Now, with larger reference sets (e.g., datasets in the scale of ImageNet 1K), the number of reference-residual pairs grows combinatorially, making it impractical to expose the model to all diverse pairs in a fixed number of training iterations. In such a scenario, reducing $\alpha$ can increase the risk of learning shortcuts and lead to suboptimal performance. Increasing $\alpha$ on the other hand can in fact aid training as it systematically avoids these shortcuts and improves generalization. In summary, the optimal $\alpha$ value depends both on the reference set size and the convergence behavior of model training.

2. Performance Improvements on ImageNet-R/S with VITb and SWINv2B

Anchored training with ImageNet-1K involves exposing the model to significantly large and diverse reference-residual combinations. Our results show that, in order to model such a large joint distribution and to leverage the diversity of the reference set, along with the proposed masking regularizer, higher capacity networks (VITb & SWINv2B) are also required. We hypothesize that this behavior helps such networks better handle challenging, far out-of-distribution datasets such as ImageNet-R/S. For instance, we observe an average of 1.5% and 1.7% improvements in ImageNet-R and S accuracies respectively when using such architectures over lower capacity models.

3. Formatting

We will make changes to the paragraph header, correct underline inconsistencies in the introduction and improve Fig. 4 in the final version of the paper.

2024-08-08

I thank the authors for their explanation and clarification. I believe a succinct discussion of alpha in different scenarios like the one provided here would be useful to include in the paper.

I have no further questions and continue to recommend acceptance.

评论- Thanks!

2024-08-12

We sincerely appreciate the reviewer for going over our response and championing our paper!

审稿意见

评分: 7置信度: 42024-07-13

In this paper, the authors propose a new strategy to train anchoring-based models, significantly improving performance, training efficiency, and model generalization compared to previous approaches. The key to the method is the added masking strategy that allows the model to better profit from anchoring-based training. The authors demonstrate that modifications only in inference (using several samples or searching for the best references) or the number of used references do not improve model performance, while the application of the masking procedure significantly improves it, as shown on various image classification datasets, specifically CIFAR-10, CIFAR-100, and ImageNet, using different architectures (both CNN and attention-based). The experiments demonstrate the effectiveness of the proposed method and the significant benefit of using it for improved generalization.

优点

The paper is clearly written and easy to follow. The idea is intuitive and easy to grasp. The related work section provides an adequate discussion of existing approaches to anchoring-based training. The analysis narrative, with the presented drawbacks of existing methods, is very clear and easy to understand.
The idea of masking the reference input argument is very clear and logical.

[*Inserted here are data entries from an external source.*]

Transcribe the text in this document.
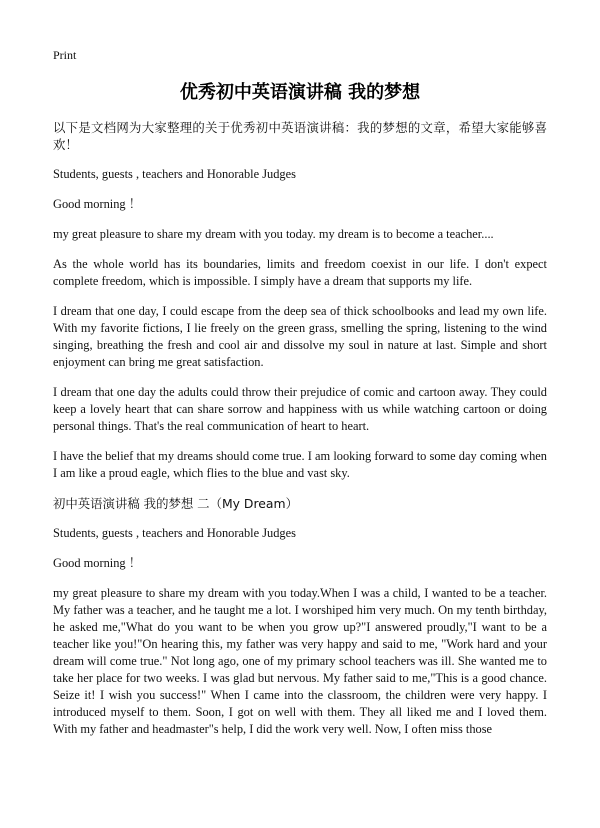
Print
优秀初中英语演讲稿 我的梦想

以下是文档网为大家整理的关于优秀初中英语演讲稿：我的梦想的文章，希望大家能够喜欢！

Students, guests , teachers and Honorable Judges

Good morning ！

my great pleasure to share my dream with you today. my dream is to become a teacher....

As the whole world has its boundaries, limits and freedom coexist in our life. I don't expect complete freedom, which is impossible. I simply have a dream that supports my life.

I dream that one day, I could escape from the deep sea of thick schoolbooks and lead my own life. With my favorite fictions, I lie freely on the green grass, smelling the spring, listening to the wind singing, breathing the fresh and cool air and dissolve my soul in nature at last. Simple and short enjoyment can bring me great satisfaction.

I dream that one day the adults could throw their prejudice of comic and cartoon away. They could keep a lovely heart that can share sorrow and happiness with us while watching cartoon or doing personal things. That's the real communication of heart to heart.

I have the belief that my dreams should come true. I am looking forward to some day coming when I am like a proud eagle, which flies to the blue and vast sky.

初中英语演讲稿 我的梦想 二（My Dream）

Students, guests , teachers and Honorable Judges

Good morning ！

my great pleasure to share my dream with you today.When I was a child, I wanted to be a teacher. My father was a teacher, and he taught me a lot. I worshiped him very much. On my tenth birthday, he asked me,"What do you want to be when you grow up?"I answered proudly,"I want to be a teacher like you!"On hearing this, my father was very happy and said to me, "Work hard and your dream will come true." Not long ago, one of my primary school teachers was ill. She wanted me to take her place for two weeks. I was glad but nervous. My father said to me,"This is a good chance. Seize it! I wish you success!" When I came into the classroom, the children were very happy. I introduced myself to them. Soon, I got on well with them. They all liked me and I loved them. With my father and headmaster"s help, I did the work very well. Now, I often miss those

The intuition behind why the problem could occur: 1) argument size grows combinatorially, and therefore 2) the model could learn to ignore the reference argument; seems correct, which is further clearly supported by the experiments.
The authors provided an extensive evaluation of their approach, spanning different datasets and architectures, which provides a solid grounding to support the proposed method.

缺点

It seems that the evaluation could benefit from an additional comparison with other existing state-of-the-art OOD/uncertainty methods to better represent the quality of the results (not just in comparison with former anchoring-based approaches, but overall).
From the perspective of the experimental evaluation, I would be curious to see evidence that the behavior demonstrated in the paper would hold in other domains, such as texts, graphs, more complicated vision tasks (e.g. segmentation), not limiting to image classification task.

问题

Why do the authors focus on vision models when the method seems to be very generic and applicable to other domains as well?
One of the claims the authors make is that the proposed masking procedure helps with the problem of the model ignoring reference input. They support this claim with, for example, Figure 2—an experiment showing that without this masking, we do not observe improvements in terms of performance, which is only a proxy for the claim. Is it possible to measure the sensitivity of the model with regard to reference inputs (for example, by adding noise to it and measuring the change in the outputs)?
As far as I understand from the method description, the final method in Section 4 uses only one reference image for inference. How does the performance change with an increased number of references? The lack of improvements in performance (e.g., as in the right plot in Figure 2) seems strange to me since we would observe the opposite behavior in all existing ensembling approaches (e.g., [1, 2, 3, 4]). How would one explain such behavior? Additionally, it would be good to see some comparisons with these methods or at least include them in the discussion.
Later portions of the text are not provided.